1134-Zhenhua Lin

Some Perspectives of Smooth and Locally Sparse Estimators

In this thesis we develop some new techniques for computing smooth and meanwhile locally sparse (i.e. zero on some sub-regions) estimators of functional principal components (FPCs) in functional principal component analysis (FPCA) and coefficient functions in functional linear regression (FLR). Like sparse models in ordinary data analysis, locally sparse estimators in functional data analysis enjoy less variability and better interpretability.

In the first part of the thesis, we develop smooth and locally sparse estimators of FPCs. For an FPC, the sub-regions on which it has significant magnitude are interpreted as where sample curves have major variations. The non-null sub-regions of our estimated FPCs coincide with the sub-regions where the corresponding FPC has significant magnitude. This makes our derived FPCs easier to interpret: those non-null sub-regions are where sample curves have major variations. An efficient algorithm is designed to compute our estimators using projection deflation. Our estimators are strongly consistent and asymptotically normal under mild conditions. Simulation studies also show that FPCs estimated by our method explain similar variations of sample curves as FPCs estimated from other methods.

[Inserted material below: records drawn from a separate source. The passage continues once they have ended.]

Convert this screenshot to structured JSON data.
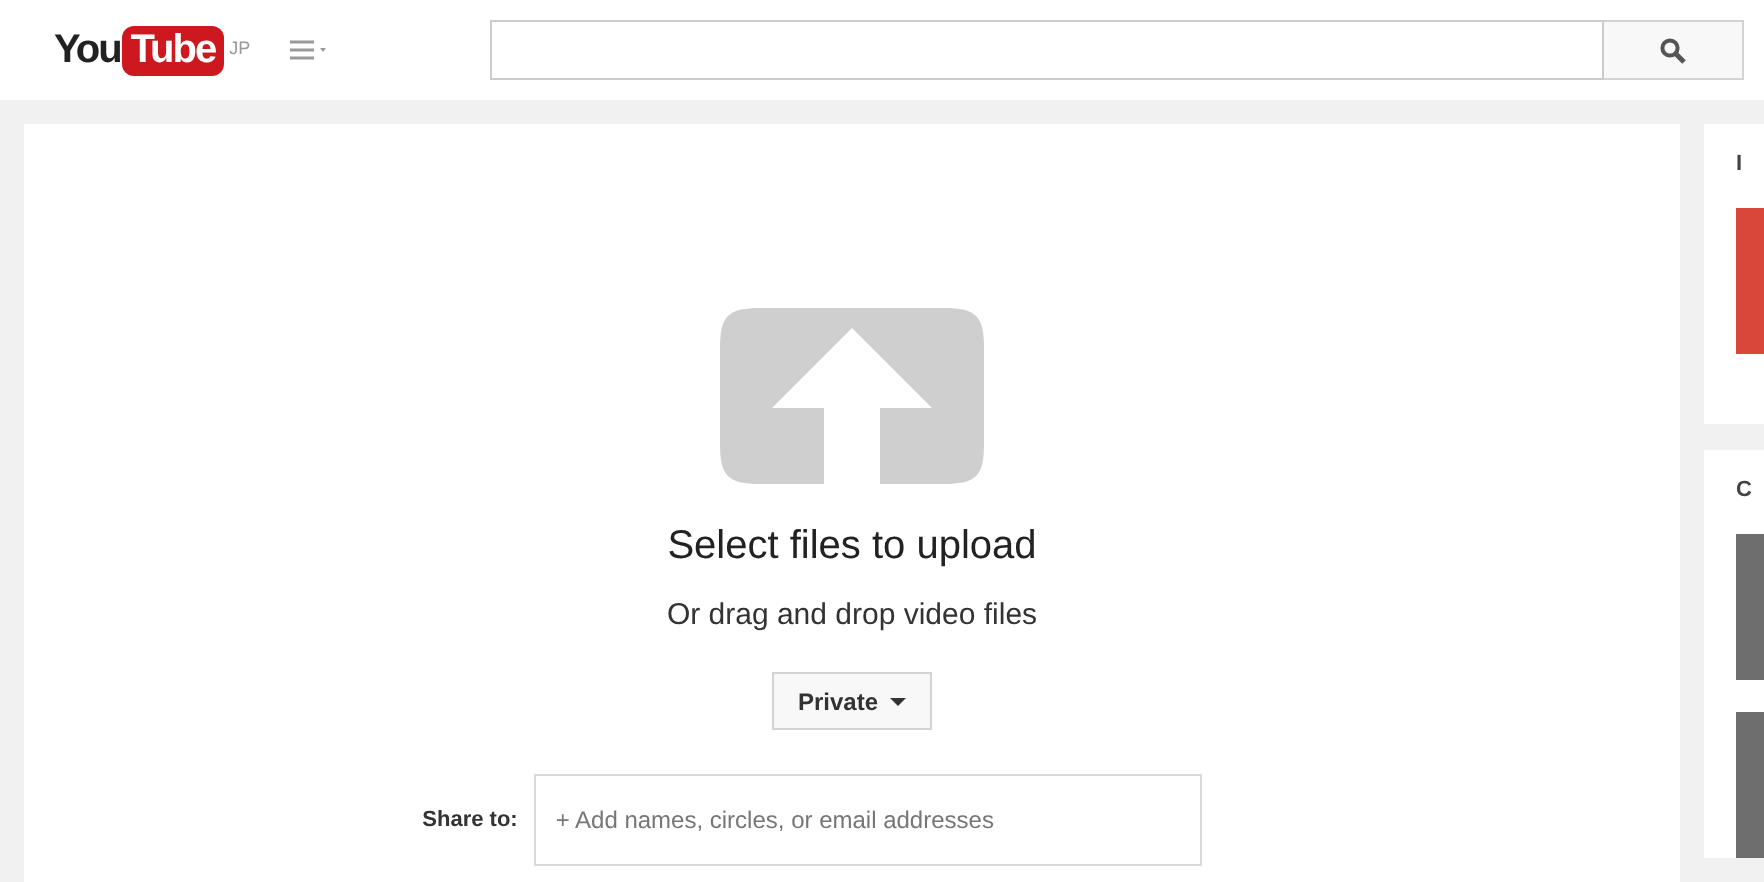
{
  "header": {
    "logo": {
      "you": "You",
      "tube": "Tube",
      "region": "JP"
    }
  },
  "upload": {
    "title": "Select files to upload",
    "subtitle": "Or drag and drop video files",
    "privacy": "Private",
    "share_label": "Share to:",
    "share_placeholder": "+ Add names, circles, or email addresses"
  },
  "sidebar": [
    {
      "heading": "I",
      "tiles": [
        {
          "color": "#d9463a"
        }
      ]
    },
    {
      "heading": "C",
      "tiles": [
        {
          "color": "#6e6e6e"
        },
        {
          "color": "#6e6e6e"
        }
      ]
    }
  ]
}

In the second part of the thesis, we develop a new regularization technique called “functional SCAD” (fSCAD), which is the functional generalization of the well-known SCAD regularization, and then apply it to derive a smooth and locally sparse estimator of the coefficient function in FLR. The fSCAD enables us to identify the null sub-regions of the coefficient function without over shrinking the non-zero values. The smoothness of our estimator is regularized by a roughness penalty. We also develop an efficient algorithm to compute the estimator in practice via B-Splines expansion. An asymptotic analysis shows that our estimator enjoys the oracle property, i.e. it performs as well as if we knew the true null sub-regions of the coefficient function in advance. The simulation studies show that our estimator has superior numerical performance.